Call DI over-engineering all you like, but I will continue to provide code which helps future devs with reusability, with plenty of good comments, documentation and diagrams and good practice. And as I've heard many times, they're happier for it when it comes to modification or extension.

I didn't say DI itself was always overengineering. But it does require some infrastructure that doesn't always have to be there. You're saying it never is, and that globals are never useful. That is naïve to an extreme, and i've seen enough counterexamples of it to make the point look ridiculous.

Disagree if you want, it doesn't make the post look any less naïve. Or any less half-assed for providing a more complicated example that is actually easier in every way with globals.

Just to be clear, i'm not advocating "global everything". DI certainly can help simplify OO code tremendously, and it's hardly ever (actually, i could even agree with "never") a good idea to rely on global state that is both readable and writable. But there's a huge difference between sharing, say, a "database" (which could visibly and arbitrarily change state with each use) and a log file (which, by being effectively write-only, causes no changes that callers can base their behavior on) or an immutable data structure (which, by being effectively read-only, doesn't have the action-at-a-distance problem that mutables do). The unwillingness to accept that there actually are good use cases for globals, is IMO sabotaging your message.

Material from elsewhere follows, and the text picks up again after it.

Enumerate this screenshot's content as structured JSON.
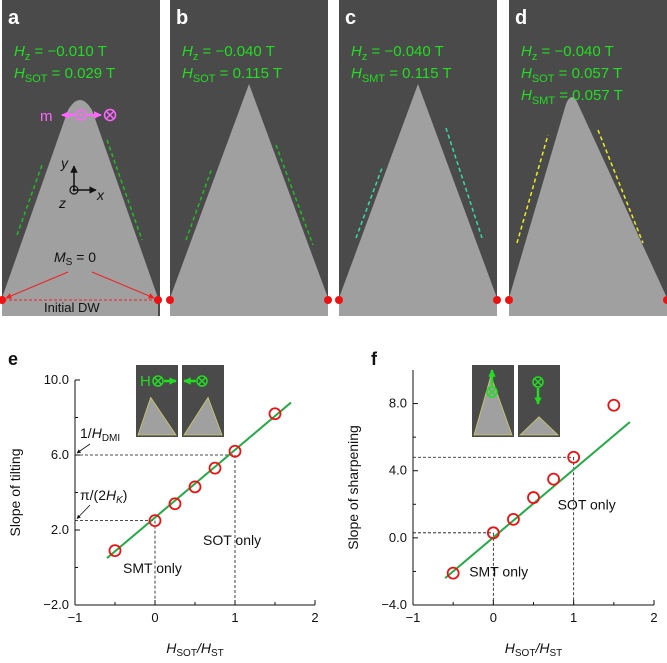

There is always pretty much a better way than globals. Feel free to disagree while I write code that the next developer down the line has and will be happier to work with.

If you have the infrastructure in place to DI your database abstraction, you might as well DI your logger as well. I provided both as an example for what some people do with static calls to them. Either way, it's poor and bad for re-use. An extra class for logging some core business logic in a decorator is not a lot, at all.

I may /logger/database/s but the point still stands on statics and coupling.